The mRNA expression of T-bet, IL-10, TGF-beta, MCP-1, and probably IFN-gamma in the urinary sediment of patients with active lupus nephritis improves with successful immunosuppressive therapy, and the change in gene expression profile is in phase with the clinical disease activity. Measurement of urinary mRNA expression of target genes may be a potential non-invasive tool for the monitoring of lupus disease activity.
既往研究表明,活动性狼疮患者尿沉渣中靶基因的信使核糖核酸(mRNA)表达增加。我们研究免疫抑制治疗对活动性狼疮性肾炎患者尿基因表达谱的影响。方法。我们招募了9例患有活动性系统性红斑狼疮(SLE)和肾脏疾病且需要使用皮质类固醇治疗(有或无细胞毒性治疗)的患者。对他们进行了6个月的随访,在0、4、12和24周收集尿样,并通过聚合酶链反应测定基因表达谱。将基因表达模式与治疗反应的临床参数进行比较。
在研究的靶基因中,免疫抑制治疗后,T盒转录因子(T-bet)、白细胞介素(IL)-10、转化生长因子-β(TGF-β)、单核细胞趋化蛋白-1(MCP-1)和干扰素-γ(IFN-γ)的尿表达呈逐渐下降趋势,尽管IFN-γ的变化无统计学意义。

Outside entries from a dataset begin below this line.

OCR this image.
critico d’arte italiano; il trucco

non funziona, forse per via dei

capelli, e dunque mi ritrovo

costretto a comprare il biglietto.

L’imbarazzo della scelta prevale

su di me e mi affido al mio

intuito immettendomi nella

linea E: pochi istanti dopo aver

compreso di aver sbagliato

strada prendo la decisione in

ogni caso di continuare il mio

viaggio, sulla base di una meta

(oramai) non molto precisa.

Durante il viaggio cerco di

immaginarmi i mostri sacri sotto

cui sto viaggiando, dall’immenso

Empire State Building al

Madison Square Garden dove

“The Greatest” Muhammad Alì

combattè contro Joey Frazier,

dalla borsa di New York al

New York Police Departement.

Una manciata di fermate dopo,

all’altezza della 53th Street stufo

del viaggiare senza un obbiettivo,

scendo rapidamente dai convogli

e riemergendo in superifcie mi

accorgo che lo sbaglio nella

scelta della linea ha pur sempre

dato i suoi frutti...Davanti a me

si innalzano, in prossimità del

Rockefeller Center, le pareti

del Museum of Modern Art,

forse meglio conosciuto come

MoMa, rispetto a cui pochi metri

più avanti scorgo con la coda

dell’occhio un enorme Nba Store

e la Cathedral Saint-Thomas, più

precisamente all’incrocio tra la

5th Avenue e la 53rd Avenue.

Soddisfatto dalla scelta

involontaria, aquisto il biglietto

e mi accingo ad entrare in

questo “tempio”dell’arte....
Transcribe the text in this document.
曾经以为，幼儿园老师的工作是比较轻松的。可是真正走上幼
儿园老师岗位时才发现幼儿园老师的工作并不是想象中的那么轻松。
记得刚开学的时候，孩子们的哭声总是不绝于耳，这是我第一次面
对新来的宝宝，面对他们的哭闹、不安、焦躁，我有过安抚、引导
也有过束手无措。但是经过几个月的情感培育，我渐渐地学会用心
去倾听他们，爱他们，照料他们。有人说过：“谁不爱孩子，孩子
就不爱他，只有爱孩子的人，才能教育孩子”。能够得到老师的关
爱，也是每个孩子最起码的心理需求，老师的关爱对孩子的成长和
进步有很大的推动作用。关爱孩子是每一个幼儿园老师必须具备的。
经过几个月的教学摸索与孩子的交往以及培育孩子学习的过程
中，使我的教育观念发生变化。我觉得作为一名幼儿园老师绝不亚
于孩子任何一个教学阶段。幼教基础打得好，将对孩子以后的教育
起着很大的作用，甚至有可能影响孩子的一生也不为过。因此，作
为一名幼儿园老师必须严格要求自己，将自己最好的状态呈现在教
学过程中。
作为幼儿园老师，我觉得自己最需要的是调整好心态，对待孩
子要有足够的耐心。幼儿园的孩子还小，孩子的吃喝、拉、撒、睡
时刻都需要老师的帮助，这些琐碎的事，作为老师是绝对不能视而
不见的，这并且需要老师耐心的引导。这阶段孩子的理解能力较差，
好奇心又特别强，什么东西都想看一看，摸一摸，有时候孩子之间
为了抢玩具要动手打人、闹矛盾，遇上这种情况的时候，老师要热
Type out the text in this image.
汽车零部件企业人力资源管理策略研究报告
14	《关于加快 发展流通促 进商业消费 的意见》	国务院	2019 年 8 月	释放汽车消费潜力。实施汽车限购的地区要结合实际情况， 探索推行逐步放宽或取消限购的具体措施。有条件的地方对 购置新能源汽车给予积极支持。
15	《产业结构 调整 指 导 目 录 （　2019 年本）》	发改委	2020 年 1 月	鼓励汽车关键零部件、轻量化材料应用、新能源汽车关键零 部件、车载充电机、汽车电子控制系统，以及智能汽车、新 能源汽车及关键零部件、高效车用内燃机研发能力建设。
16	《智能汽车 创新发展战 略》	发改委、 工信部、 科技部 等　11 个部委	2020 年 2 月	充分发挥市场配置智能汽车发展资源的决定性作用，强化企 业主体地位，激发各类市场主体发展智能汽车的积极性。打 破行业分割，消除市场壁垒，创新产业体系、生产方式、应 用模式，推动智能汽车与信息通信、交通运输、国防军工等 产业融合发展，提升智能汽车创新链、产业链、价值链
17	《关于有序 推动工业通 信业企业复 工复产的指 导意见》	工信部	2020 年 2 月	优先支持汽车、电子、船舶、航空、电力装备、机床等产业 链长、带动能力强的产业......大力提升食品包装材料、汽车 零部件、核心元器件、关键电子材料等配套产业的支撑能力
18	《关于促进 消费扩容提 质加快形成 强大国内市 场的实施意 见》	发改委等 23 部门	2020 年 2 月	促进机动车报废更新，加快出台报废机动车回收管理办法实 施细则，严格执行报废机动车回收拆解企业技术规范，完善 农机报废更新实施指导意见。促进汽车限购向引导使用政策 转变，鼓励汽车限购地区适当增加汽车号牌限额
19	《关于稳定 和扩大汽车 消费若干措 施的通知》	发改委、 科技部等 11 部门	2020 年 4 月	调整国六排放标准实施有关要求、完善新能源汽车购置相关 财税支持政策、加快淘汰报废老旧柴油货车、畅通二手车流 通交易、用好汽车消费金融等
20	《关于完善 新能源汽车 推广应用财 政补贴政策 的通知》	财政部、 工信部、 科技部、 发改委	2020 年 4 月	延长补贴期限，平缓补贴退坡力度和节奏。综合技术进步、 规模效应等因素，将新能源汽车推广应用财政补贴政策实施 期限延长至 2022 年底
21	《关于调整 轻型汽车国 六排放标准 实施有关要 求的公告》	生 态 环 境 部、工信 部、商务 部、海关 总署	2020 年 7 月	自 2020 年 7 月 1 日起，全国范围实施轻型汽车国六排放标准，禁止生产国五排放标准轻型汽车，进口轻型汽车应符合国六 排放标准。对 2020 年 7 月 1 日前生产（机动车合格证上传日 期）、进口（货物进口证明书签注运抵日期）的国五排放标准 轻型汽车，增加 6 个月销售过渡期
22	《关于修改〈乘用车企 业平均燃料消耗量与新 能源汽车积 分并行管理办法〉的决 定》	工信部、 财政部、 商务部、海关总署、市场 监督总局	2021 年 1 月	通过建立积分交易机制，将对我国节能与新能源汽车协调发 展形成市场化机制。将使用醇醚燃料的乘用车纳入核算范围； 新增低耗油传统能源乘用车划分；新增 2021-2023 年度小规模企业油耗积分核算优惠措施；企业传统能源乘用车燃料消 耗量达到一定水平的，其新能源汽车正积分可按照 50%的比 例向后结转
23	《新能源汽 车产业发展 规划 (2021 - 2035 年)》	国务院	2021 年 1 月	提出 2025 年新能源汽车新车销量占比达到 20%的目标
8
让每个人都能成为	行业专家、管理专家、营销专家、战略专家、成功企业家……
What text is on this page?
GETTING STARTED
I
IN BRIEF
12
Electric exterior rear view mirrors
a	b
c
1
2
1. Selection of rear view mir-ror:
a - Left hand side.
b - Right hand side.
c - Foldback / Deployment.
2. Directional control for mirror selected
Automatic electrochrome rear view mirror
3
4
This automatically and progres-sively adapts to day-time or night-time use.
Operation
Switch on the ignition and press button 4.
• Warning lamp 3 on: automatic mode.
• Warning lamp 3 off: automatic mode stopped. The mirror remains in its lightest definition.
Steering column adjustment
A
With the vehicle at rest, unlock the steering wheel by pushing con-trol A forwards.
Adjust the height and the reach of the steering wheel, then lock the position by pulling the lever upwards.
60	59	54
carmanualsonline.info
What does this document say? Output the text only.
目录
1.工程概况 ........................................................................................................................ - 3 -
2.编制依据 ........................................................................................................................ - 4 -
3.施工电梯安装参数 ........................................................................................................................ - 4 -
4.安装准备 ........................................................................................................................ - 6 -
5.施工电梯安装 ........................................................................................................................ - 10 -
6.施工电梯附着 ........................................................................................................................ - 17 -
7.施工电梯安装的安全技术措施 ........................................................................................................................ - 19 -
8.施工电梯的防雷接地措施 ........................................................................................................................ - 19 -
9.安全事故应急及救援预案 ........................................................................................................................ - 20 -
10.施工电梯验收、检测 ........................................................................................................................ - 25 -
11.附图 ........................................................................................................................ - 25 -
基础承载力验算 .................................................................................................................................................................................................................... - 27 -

它们尿表达的时间进程与系统性红斑狼疮疾病活动指数(SLEDAI)所反映的全身活动情况平行。在整个研究期间,SLEDAI评分与IFN-γ(r = 0.43,P = 0.009)、T-bet(r = 0.40,P = 0.016)、TGF-β(r = 0.51,P = 0.002)和MCP-1(r = 0.38,P = 0.022)的表达显著相关。抗双链(anti-ds)DNA抗体滴度与IFN-γ(r = 0.45,P = 0.009)、T-bet(r = 0.37,P = 0.034)、IL-10(r = 0.59,P<0.001)、TGF-β(r = 0.44,P = 0.010)和MCP-1(r = 0.49,P = 0.004)的表达显著相关。另一方面,在整个研究期间,IL-2、IL-4、IL-12、IL-18和GATA-3的表达水平保持稳定。
成功的免疫抑制治疗可使活动性狼疮性肾炎患者尿沉渣中T-bet、IL-10、TGF-β、MCP-1以及可能的IFN-γ的mRNA表达改善,且基因表达谱的变化与临床疾病活动同步。检测靶基因的尿mRNA表达可能是监测狼疮疾病活动的一种潜在非侵入性工具。